Opinion / Is colourblind casting, such as Gemma Chan in drama ‘Mary Queen of Scots’, the way of the future?

Hollywood has been accused of ‘whitewashing’ – or casting Caucasian actors for people of colour roles – for years, but are the tables turning finally?
Search on Google for the name of American actress Scarlett Johansson and you will not even need to scroll down before you hit one article or another referring to the controversial casting of her as Major, a cybernetically enhanced soldier, in the film adaptation of one of the world’s most-loved Japanese anime series, Ghost in a Shell.
The complaints about the “whitewashing” of this Asian role were so rampant that they were said to be one of the reasons why the 2017 live action release was a big box-office disappointment.
We can all accept that whitewashing has been pretty widespread in Hollywood, particularly during the Golden age of the California-based film studios – from the silent era up until the 1960s.
We saw English-born Elizabeth Taylor cast as an Egyptian ruler in the title role of 1963’s Cleopatra, American John Wayne as Genghis Khan in 1956’s The Conqueror, and Russian actor Yul Brynner as the King of Siam in another 1956 film, The King and I.
If John Wayne can play Genghis Khan, I can play Bess of Hardwick
Yet this practice continued into the 2000s with Angelina Jolie being cast in not one but two roles.

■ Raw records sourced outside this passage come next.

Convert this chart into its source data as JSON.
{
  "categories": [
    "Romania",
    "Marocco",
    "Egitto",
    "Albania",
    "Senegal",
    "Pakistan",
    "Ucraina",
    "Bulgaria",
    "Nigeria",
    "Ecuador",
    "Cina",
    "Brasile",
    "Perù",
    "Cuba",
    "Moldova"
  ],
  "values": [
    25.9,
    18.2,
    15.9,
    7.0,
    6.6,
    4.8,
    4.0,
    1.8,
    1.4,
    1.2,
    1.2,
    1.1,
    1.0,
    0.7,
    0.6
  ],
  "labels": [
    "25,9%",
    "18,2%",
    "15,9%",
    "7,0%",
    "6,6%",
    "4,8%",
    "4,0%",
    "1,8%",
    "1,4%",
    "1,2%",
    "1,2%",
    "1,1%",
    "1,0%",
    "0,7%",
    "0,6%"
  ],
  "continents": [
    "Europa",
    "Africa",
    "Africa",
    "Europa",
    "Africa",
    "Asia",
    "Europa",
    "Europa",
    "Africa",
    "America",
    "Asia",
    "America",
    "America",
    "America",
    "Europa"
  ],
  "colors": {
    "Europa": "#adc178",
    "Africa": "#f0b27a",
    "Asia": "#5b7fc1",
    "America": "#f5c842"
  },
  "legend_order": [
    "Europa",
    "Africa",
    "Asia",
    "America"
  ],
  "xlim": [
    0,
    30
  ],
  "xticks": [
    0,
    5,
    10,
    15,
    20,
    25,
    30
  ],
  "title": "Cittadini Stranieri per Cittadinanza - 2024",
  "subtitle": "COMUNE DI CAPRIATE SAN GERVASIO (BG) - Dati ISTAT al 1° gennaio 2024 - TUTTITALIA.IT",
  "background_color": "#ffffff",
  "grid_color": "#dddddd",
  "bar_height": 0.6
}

The first saw her play Mariane Pearl, someone of mixed race, in the 2007 drama A Mighty Heart. In the second, she played the part of Fox, in 2008’s action thriller Wanted – based on the comic book series of the same name – a character originally shown as being African America.
There was some criticism within the African-American community about Jolie’s casting as Pearl, but Pearl herself, who chose Jolie for the part, defended the choice.